Aside from the rare event of an earthquake or the eruption of Mount St. Helen’s, our world seems unchanging, the landscape constant. In fact, it has been on the move for billions of years and continues to shift each day.

As the earth’s core began cooling, some 4.5 billion years ago, plates, small bits of continental crust, have become larger and smaller as they are swept up in or swept under their neighboring plates. Large chunks of the ocean floor have been uplifted, shifted and now find themselves thousands of miles in the air, part of mountain chains far from the ocean today or carved by glacial ice into valleys and basins.

Two hundred million years ago, Washington was two large islands, bits of continent on the move westward, eventually bumping up against the North American continent and calling it home. Even with their new fixed address, the shifting continues; the more extreme movement has subsided laterally and continues vertically.

The upthrusting of plates continues to move our mountain ranges skyward – the path of least resistance. This dynamic movement has created the landscape we see today and helped form the fossil record that tells much of the recent history of the Pacific Northwest.

Sunday, 22 January 2012

Wednesday, 18 January 2012

Tuesday, 10 January 2012

Monday, 9 January 2012

FROZEN IN TIME: MAMMOTHS

We may one day have wooly mammoths (Mammuthus primigenius), extinct since the Pleistocene, roaming around zoos and colder climes. At least it looks that way.

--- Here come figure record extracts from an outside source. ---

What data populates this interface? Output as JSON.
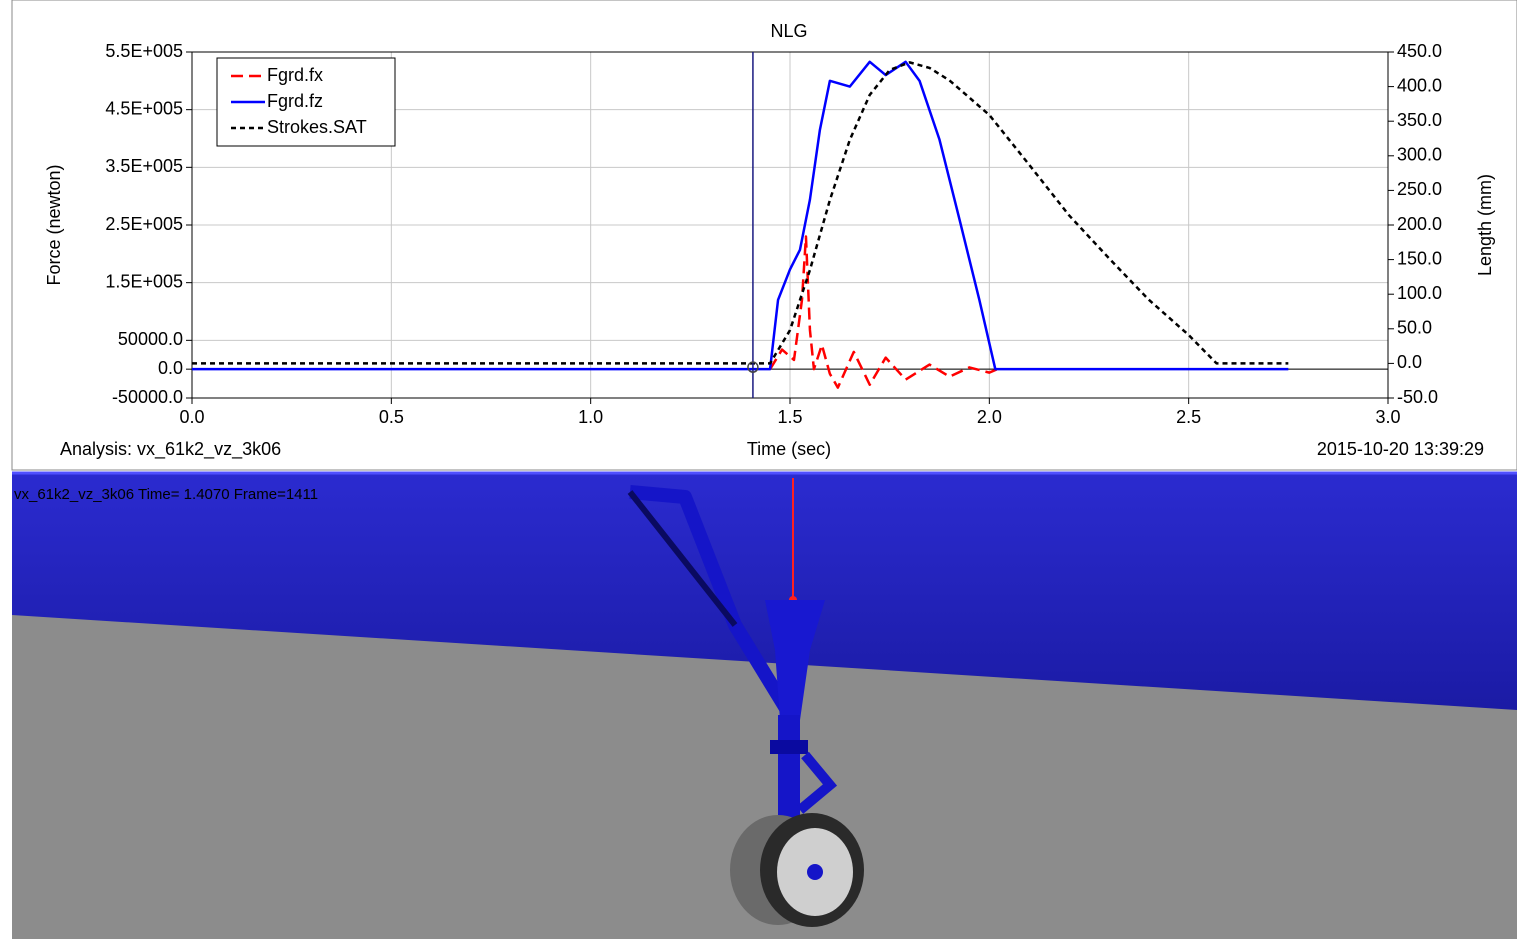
{
  "chart_data": {
    "type": "line",
    "title": "NLG",
    "xlabel": "Time (sec)",
    "ylabel": "Force (newton)",
    "y2label": "Length (mm)",
    "analysis": "Analysis:  vx_61k2_vz_3k06",
    "timestamp": "2015-10-20 13:39:29",
    "xlim": [
      0,
      3
    ],
    "xticks": [
      {
        "value": 0,
        "label": "0.0"
      },
      {
        "value": 0.5,
        "label": "0.5"
      },
      {
        "value": 1,
        "label": "1.0"
      },
      {
        "value": 1.5,
        "label": "1.5"
      },
      {
        "value": 2,
        "label": "2.0"
      },
      {
        "value": 2.5,
        "label": "2.5"
      },
      {
        "value": 3,
        "label": "3.0"
      }
    ],
    "ylim": [
      -50000,
      550000
    ],
    "yticks": [
      {
        "value": 550000,
        "label": "5.5E+005"
      },
      {
        "value": 450000,
        "label": "4.5E+005"
      },
      {
        "value": 350000,
        "label": "3.5E+005"
      },
      {
        "value": 250000,
        "label": "2.5E+005"
      },
      {
        "value": 150000,
        "label": "1.5E+005"
      },
      {
        "value": 50000,
        "label": "50000.0"
      },
      {
        "value": 0,
        "label": "0.0"
      },
      {
        "value": -50000,
        "label": "-50000.0"
      }
    ],
    "y2lim": [
      -50,
      450
    ],
    "y2ticks": [
      {
        "value": 450,
        "label": "450.0"
      },
      {
        "value": 400,
        "label": "400.0"
      },
      {
        "value": 350,
        "label": "350.0"
      },
      {
        "value": 300,
        "label": "300.0"
      },
      {
        "value": 250,
        "label": "250.0"
      },
      {
        "value": 200,
        "label": "200.0"
      },
      {
        "value": 150,
        "label": "150.0"
      },
      {
        "value": 100,
        "label": "100.0"
      },
      {
        "value": 50,
        "label": "50.0"
      },
      {
        "value": 0,
        "label": "0.0"
      },
      {
        "value": -50,
        "label": "-50.0"
      }
    ],
    "grid": true,
    "legend": "upper-left",
    "cursor_x": 1.407,
    "series": [
      {
        "name": "Fgrd.fx",
        "color": "#ff0000",
        "dash": "dashed",
        "x": [
          1.45,
          1.48,
          1.51,
          1.53,
          1.54,
          1.55,
          1.56,
          1.58,
          1.6,
          1.62,
          1.66,
          1.7,
          1.74,
          1.79,
          1.85,
          1.9,
          1.95,
          2.0,
          2.02
        ],
        "values": [
          0,
          34000,
          16000,
          120000,
          230000,
          68000,
          0,
          42000,
          -8000,
          -32000,
          30000,
          -27000,
          20000,
          -18000,
          8000,
          -13000,
          3000,
          -6000,
          0
        ]
      },
      {
        "name": "Fgrd.fz",
        "color": "#0000ff",
        "dash": "solid",
        "x": [
          0,
          1.45,
          1.47,
          1.5,
          1.525,
          1.55,
          1.575,
          1.6,
          1.65,
          1.7,
          1.74,
          1.79,
          1.825,
          1.875,
          1.925,
          1.975,
          2.015,
          2.75
        ],
        "values": [
          0,
          0,
          120000,
          173000,
          207000,
          294000,
          415000,
          500000,
          490000,
          533000,
          510000,
          533000,
          500000,
          398000,
          260000,
          120000,
          0,
          0
        ]
      },
      {
        "name": "Strokes.SAT",
        "color": "#000000",
        "dash": "dotted",
        "axis": "y2",
        "x": [
          0,
          1.45,
          1.5,
          1.55,
          1.6,
          1.65,
          1.7,
          1.75,
          1.8,
          1.85,
          1.9,
          2.0,
          2.1,
          2.2,
          2.3,
          2.4,
          2.5,
          2.57,
          2.75
        ],
        "values": [
          0,
          0,
          48,
          135,
          236,
          323,
          388,
          424,
          435,
          427,
          409,
          359,
          287,
          214,
          152,
          92,
          41,
          0,
          0
        ]
      }
    ]
  },
  "view": {
    "label": "vx_61k2_vz_3k06   Time=  1.4070  Frame=1411"
  }
}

Because of their massive size and icy cold environment, many mammoths have been preserved as frozen carcasses instead of being turned to stone, thus they are prime candidates for genetic reproduction. When originally touted in the news as a possibility, most audiences took the science to be too far fetched.

Researchers harvesting DNA and deciphering their genome feel they are on the edge of doing just that. Science as we know it is sliding down the double helix to science fiction. DNA, long bits of genetic code that form the roadmap of how we are built, is relatively easy to harvest and remarkably hardy.

Even with the abuse of time, small amounts can be extracted and with that the genetic wizards are able to put the puzzle pieces back together. Frozen sperm is used in fertility clinics around the globe, the difference here is that the entire mammal is frozen before harvesting the sperm. Once harvested, the frozen sperm from long extinct male mammoths is injected into eggs from females of closely related species.

While positive results have been made and papers published (see the National Academy of Sciences) a baby mammoth has yet to be conceived.

Saturday, 7 January 2012

Monday, 2 January 2012

ORCHIDS: CREATIVE366PROJECT

Orchidaceae get their name from the Greek ὄρχις (órkhis), which literally means "testicle", a nod to the naughty nub shape of their roots.

In Greek mythology, Orchis was the son of a ugly a nymph and a satyr who came upon a festival for Dionysios deep in the woods. Liking his fermented grapes a wee bit too much, he overindulged on wine then tried to have his way with a priestess of Dionysios.

As a result the Bacchanalians tore him limb from limb. His grieving father prayed to the Gods for him to be restored. Not that keen on folk of his ilk but feeling kindly, they turned him into a flower instead.